Most story libraries can't help you with that. They organise by age, by length, sometimes by animal. NestOfValues starts from the other end: the lesson first, the story second. Pick honesty, courage, patience, dealing with a new sibling — twenty values in all — then narrow by your child's age. Every story in our nest carries one primary value, so you always know why it's in front of you.
The lesson lives in the story
We have one firm editorial rule: no lectures. A story that ends with "and so, children, always tell the truth" teaches a child mostly that stories end in lectures. Our stories let the lesson happen — a lie unravels, a small courage grows, a kindness comes back around — and then step aside. At the end of every story you'll find a short Talk About It prompt: two or three open questions to ask your child, if you'd like to. When children name the lesson themselves, it stays.
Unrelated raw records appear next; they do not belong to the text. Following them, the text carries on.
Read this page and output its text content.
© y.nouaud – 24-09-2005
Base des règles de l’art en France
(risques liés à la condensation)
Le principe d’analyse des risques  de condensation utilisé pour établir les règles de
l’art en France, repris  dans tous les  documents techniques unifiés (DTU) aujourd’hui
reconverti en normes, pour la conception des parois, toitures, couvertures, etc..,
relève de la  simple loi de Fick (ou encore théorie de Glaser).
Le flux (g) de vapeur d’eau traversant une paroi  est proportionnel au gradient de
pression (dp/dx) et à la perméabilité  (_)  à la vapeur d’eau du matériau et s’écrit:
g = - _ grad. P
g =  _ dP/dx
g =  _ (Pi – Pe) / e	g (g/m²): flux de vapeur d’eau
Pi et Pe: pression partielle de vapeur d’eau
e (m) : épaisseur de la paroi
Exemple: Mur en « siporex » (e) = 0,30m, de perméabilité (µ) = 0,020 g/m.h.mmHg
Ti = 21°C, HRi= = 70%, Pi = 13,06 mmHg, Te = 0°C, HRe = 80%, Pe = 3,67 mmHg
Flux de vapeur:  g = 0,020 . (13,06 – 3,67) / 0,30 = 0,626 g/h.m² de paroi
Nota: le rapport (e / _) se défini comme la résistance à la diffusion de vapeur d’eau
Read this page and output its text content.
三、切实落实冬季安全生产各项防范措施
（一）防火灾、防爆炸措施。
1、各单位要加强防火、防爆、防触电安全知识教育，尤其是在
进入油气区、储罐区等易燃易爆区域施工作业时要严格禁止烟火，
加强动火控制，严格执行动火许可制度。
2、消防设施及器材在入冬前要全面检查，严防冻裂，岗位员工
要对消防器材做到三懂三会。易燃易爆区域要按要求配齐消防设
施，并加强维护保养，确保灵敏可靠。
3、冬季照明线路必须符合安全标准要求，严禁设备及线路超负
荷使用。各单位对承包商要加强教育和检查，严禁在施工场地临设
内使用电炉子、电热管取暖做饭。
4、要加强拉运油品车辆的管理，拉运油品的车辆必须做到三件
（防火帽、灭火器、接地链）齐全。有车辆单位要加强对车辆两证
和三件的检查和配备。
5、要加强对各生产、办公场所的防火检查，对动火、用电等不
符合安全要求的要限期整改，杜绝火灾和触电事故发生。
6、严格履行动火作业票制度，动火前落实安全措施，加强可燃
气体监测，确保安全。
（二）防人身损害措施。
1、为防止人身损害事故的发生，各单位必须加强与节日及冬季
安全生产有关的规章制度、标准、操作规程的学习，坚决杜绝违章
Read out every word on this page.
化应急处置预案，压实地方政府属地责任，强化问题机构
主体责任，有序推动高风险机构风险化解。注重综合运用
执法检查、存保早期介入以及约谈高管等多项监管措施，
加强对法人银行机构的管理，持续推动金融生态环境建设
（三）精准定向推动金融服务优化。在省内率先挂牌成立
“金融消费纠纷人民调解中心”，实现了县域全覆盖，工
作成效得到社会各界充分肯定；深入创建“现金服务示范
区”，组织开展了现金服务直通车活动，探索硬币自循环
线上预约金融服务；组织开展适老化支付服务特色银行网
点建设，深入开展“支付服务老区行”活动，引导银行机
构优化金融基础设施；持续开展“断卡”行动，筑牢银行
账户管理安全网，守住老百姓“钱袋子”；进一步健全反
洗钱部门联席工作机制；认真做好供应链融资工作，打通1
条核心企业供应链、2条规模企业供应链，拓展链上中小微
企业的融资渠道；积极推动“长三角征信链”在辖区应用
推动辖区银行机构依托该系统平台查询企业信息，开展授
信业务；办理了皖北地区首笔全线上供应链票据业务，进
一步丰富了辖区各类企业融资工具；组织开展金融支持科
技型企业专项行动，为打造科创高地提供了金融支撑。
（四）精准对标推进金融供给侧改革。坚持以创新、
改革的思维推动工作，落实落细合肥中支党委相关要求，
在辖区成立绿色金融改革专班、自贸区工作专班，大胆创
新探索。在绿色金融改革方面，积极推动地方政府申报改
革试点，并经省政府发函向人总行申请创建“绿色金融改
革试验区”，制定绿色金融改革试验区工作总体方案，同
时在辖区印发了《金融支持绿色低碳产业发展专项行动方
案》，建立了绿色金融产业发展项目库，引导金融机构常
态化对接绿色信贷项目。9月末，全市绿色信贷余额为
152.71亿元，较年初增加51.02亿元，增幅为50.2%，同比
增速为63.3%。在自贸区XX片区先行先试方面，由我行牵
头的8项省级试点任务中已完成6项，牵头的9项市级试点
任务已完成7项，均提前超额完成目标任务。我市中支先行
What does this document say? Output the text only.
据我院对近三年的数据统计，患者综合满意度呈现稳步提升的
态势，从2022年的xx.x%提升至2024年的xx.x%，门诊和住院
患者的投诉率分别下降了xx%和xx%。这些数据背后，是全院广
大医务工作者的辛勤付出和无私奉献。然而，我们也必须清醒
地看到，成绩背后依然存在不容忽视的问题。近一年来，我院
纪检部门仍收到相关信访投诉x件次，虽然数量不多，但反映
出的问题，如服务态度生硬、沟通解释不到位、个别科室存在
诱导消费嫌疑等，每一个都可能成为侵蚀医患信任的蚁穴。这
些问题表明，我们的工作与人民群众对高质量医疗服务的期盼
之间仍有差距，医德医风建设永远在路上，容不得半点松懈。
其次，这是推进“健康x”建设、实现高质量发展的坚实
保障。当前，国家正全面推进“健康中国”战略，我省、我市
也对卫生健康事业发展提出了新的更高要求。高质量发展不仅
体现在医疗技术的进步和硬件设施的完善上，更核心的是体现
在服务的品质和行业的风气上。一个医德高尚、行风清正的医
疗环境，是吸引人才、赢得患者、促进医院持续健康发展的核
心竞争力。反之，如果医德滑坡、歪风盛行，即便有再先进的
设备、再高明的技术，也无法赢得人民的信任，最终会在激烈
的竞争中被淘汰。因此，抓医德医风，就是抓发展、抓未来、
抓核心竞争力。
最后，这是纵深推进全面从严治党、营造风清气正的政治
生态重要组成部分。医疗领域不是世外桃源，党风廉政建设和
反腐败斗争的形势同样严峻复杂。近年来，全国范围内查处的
Where our stories come from
Our library blends two kinds of stories, and we're transparent about both:
Fresh retellings of traditional tales. Fables and folktales from Aesop, the Panchatantra, the Jataka tales and story traditions around the world have been teaching values for centuries — they are humanity's original value library, and their traditional forms belong to everyone. We retell them in our own new words, written for today's read-aloud voice, and we say so on each story page.
Original stories written for today. Traditional tales never had to cover screen time, a new baby at home, or the first day at a new school. For the situations children actually face now, we write brand-new stories from scratch — like our own Nino the owl, who you'll meet all over this site.
Every word and every illustration on NestOfValues is either created by us or drawn from the public domain. Nothing here is copied from another publisher, author, or artist.
Meet Nino
Our mascot is an owl — the animal that has stood for wisdom in storytelling traditions from ancient Greece to the Panchatantra, and, conveniently, the only animal in the wood who is actually awake at bedtime. Nino keeps watch over the nest. If your child starts asking for "the owl stories," we consider that the highest compliment.
Always free to read
The story library is free, with no account needed — and it will stay that way. A story before sleep shouldn't sit behind a paywall.